Still, it’s not all doom and gloom in Haxtun. The town is quintessential Americana. In the neighborhoods, kids on summer vacation set up lemonade stands and an ice cream truck plays plinky music. Front porches are adorned with American flags.
Parts of the town’s economy are thriving, despite the declining number of farmers. Those restaurants in downtown have been replaced by farm suppliers, agronomists and irrigation companies. Big farms need more services, more agriculture specialists they can hire to help out.
“My grandfather was a farmer. My dad was a sharecropper and now I’m an agronomist. So I just farm vicariously through others,” says Dave Gibson as he stands at one end of a cornfield at the edge of town.
Hunting for corn rootworms, which feed on the crops and cut down on yields, Gibson pulls out a shovel to dig up a clod of dense soil. On any given day, Gibson does everything from soil sampling to mixing farm chemicals so farmers can focus on staying in the field.
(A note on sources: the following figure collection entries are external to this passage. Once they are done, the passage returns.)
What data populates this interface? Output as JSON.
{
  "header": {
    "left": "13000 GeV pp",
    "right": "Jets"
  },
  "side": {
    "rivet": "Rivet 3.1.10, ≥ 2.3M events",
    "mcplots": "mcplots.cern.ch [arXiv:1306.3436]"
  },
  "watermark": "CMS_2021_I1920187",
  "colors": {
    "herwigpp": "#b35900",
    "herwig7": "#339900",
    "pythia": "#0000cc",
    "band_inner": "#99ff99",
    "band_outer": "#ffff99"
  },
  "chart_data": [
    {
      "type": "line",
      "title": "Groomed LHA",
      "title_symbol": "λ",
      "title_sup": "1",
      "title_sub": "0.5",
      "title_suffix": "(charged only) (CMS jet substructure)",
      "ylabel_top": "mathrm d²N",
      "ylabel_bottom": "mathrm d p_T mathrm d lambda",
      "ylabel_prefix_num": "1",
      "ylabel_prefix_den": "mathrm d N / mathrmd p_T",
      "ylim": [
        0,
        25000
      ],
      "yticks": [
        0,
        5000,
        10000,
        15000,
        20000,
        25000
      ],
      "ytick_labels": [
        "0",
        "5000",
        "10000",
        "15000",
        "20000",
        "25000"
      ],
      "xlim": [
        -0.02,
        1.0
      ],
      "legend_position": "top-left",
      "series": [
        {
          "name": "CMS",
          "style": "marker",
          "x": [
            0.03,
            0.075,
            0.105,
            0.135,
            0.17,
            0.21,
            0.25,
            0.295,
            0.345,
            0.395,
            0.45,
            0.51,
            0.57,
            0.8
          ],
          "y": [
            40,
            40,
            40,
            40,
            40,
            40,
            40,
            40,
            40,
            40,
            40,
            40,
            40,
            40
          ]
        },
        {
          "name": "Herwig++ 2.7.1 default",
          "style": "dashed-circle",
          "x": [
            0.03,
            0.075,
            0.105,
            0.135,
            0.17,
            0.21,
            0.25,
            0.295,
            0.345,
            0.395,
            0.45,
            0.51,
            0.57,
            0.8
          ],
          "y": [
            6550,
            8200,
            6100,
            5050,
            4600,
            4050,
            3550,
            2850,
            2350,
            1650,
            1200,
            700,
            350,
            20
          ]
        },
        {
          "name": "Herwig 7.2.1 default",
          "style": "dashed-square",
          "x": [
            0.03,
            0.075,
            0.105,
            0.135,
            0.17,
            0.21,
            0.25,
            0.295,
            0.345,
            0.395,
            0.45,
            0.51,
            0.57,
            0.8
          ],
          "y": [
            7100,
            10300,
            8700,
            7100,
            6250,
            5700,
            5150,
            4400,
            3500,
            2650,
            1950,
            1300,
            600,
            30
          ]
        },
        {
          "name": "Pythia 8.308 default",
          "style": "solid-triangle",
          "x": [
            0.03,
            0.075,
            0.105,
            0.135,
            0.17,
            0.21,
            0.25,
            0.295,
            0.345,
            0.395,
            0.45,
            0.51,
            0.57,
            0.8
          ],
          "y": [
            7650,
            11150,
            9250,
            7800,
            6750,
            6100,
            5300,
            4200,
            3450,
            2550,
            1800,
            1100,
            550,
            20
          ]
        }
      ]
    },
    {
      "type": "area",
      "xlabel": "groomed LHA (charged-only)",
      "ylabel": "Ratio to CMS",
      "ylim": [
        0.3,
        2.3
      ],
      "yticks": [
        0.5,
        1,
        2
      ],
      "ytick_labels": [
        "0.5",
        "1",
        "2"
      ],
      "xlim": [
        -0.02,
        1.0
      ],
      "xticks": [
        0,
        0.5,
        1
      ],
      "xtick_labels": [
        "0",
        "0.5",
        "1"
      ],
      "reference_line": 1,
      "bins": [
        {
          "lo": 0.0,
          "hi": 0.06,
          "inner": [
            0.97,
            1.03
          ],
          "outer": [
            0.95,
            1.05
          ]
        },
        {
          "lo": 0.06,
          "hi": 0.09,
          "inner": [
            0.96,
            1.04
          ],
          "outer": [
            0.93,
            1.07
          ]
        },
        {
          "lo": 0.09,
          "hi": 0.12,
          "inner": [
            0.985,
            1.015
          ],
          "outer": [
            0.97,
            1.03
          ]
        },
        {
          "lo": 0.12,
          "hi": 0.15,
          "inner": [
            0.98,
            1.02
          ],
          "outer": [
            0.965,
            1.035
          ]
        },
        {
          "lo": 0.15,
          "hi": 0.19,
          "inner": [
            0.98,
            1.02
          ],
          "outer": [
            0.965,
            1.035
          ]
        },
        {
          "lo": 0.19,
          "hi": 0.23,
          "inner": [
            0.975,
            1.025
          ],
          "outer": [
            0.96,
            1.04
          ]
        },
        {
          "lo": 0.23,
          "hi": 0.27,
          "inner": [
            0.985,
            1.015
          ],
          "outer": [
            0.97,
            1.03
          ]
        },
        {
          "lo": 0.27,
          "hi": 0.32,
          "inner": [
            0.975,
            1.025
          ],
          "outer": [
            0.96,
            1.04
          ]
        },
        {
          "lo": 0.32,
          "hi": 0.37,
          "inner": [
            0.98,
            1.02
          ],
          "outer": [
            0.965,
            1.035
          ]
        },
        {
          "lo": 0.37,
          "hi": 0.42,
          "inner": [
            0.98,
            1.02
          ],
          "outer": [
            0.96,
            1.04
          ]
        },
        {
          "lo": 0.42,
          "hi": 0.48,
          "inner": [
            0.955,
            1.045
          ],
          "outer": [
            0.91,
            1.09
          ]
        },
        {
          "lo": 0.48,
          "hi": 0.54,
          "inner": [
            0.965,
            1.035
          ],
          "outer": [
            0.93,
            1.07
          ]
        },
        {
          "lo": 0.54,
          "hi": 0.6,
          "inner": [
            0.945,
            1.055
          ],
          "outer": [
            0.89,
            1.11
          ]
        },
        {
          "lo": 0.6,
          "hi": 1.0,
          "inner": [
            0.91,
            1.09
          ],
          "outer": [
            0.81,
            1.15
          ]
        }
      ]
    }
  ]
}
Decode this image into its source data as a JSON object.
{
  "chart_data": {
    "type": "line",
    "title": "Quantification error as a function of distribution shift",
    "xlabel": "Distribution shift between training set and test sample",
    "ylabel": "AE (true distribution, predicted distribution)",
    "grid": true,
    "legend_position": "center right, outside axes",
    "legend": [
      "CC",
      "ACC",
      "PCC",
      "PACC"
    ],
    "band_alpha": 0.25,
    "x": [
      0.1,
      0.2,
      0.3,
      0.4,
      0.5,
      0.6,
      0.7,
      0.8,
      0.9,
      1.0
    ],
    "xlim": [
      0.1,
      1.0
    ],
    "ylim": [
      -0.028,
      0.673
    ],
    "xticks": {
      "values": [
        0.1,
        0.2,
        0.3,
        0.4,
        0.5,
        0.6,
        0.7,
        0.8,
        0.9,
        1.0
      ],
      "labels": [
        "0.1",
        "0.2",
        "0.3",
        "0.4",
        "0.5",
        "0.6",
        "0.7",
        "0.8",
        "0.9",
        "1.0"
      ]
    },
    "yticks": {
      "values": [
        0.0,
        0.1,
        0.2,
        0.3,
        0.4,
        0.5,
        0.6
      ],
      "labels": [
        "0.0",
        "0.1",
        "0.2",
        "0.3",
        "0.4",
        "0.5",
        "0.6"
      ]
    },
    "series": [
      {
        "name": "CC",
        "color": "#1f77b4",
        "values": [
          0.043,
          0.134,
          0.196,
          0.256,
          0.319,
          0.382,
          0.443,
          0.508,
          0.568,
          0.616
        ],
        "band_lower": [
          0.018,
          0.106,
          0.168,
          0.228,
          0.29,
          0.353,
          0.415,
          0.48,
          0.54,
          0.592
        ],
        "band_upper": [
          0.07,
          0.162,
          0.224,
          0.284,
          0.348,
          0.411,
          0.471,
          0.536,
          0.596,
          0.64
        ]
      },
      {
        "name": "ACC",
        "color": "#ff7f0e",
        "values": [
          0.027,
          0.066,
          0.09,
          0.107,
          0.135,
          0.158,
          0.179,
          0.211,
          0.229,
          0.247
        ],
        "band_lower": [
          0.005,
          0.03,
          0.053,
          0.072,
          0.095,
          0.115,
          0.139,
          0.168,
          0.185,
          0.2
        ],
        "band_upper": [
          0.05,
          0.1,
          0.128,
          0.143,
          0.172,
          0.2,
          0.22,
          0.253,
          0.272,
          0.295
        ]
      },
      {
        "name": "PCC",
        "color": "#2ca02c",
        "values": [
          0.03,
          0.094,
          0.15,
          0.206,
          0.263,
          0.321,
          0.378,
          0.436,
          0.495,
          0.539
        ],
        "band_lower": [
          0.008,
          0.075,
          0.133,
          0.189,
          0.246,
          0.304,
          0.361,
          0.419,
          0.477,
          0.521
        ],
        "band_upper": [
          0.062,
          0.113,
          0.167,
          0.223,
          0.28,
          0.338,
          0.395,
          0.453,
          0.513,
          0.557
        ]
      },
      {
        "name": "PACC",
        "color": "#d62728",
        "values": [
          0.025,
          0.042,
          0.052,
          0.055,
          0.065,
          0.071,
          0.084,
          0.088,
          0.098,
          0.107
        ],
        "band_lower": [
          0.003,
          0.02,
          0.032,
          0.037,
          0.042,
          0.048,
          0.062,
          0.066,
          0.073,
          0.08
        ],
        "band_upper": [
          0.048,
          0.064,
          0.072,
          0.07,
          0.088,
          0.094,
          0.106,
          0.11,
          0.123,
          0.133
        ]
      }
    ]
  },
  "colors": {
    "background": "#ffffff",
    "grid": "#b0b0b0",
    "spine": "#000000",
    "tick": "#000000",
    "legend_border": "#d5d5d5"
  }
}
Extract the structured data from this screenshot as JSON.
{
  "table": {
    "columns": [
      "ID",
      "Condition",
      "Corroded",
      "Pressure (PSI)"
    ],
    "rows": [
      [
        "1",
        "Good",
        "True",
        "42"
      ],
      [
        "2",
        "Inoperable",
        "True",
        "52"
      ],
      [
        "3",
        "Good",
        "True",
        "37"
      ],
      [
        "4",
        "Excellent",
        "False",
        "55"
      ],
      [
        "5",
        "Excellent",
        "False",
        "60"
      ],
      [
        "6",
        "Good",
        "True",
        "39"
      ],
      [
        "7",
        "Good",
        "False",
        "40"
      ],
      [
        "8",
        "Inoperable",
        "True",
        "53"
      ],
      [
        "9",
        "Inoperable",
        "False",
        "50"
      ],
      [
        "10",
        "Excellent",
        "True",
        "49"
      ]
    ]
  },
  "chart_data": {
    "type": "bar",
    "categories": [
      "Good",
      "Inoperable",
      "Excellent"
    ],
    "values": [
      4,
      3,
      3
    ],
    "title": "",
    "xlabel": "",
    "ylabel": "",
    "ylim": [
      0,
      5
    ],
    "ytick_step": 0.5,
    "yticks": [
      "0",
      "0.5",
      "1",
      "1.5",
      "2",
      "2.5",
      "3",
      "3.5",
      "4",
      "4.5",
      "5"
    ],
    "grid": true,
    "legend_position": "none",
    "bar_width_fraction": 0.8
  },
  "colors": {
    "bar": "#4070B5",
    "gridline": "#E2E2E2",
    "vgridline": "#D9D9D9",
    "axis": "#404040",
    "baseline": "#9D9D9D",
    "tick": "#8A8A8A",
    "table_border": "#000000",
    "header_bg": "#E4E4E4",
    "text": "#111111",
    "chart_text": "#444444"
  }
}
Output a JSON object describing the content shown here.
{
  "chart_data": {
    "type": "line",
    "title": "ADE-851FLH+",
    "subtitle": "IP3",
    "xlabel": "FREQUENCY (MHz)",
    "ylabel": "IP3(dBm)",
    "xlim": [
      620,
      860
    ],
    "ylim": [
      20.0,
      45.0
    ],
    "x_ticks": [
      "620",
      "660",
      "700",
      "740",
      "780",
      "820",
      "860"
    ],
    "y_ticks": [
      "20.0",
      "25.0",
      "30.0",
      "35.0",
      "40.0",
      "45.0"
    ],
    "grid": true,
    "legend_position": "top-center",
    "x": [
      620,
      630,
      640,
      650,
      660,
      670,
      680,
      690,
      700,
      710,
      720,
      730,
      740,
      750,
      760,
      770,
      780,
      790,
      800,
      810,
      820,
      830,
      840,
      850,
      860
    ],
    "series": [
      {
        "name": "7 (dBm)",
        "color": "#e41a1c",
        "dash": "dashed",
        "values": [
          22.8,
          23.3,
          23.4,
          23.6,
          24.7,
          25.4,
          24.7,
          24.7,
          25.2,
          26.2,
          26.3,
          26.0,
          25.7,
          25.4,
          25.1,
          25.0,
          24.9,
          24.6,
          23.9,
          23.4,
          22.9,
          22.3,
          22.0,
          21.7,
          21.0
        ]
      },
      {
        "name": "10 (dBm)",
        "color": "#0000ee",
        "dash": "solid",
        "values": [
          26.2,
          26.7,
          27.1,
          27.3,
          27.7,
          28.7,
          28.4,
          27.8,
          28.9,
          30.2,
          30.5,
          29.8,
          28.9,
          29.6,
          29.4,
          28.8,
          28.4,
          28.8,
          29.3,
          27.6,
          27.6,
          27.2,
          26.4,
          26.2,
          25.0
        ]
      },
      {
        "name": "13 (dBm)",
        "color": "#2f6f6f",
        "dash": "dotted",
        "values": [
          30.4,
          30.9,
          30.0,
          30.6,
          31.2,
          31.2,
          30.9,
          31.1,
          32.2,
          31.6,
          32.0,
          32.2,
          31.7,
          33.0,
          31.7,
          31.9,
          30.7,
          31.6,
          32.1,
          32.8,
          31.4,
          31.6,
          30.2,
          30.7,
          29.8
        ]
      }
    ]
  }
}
“Industries like mine – agronomics – those guys are going to be more in demand as time goes on because there’s an education that has to happen and studying that has to happen that the farmer trying to get all his corn planted isn’t going to have time to do,” Gibson says.
Gibson also serves as the president of the town’s school board. It can be tough to find people to serve on the board, he says. Living in a small town often means wearing a few different hats, a fact made more apparent as the population in Haxtun has dropped over the years.
“When you talk about what’s going to keep our little town alive, our little town of Haxtun, it’s going to be kids coming home, coming back to farm,” Gibson says.
That is, if their family holds on and there is a farm to return to.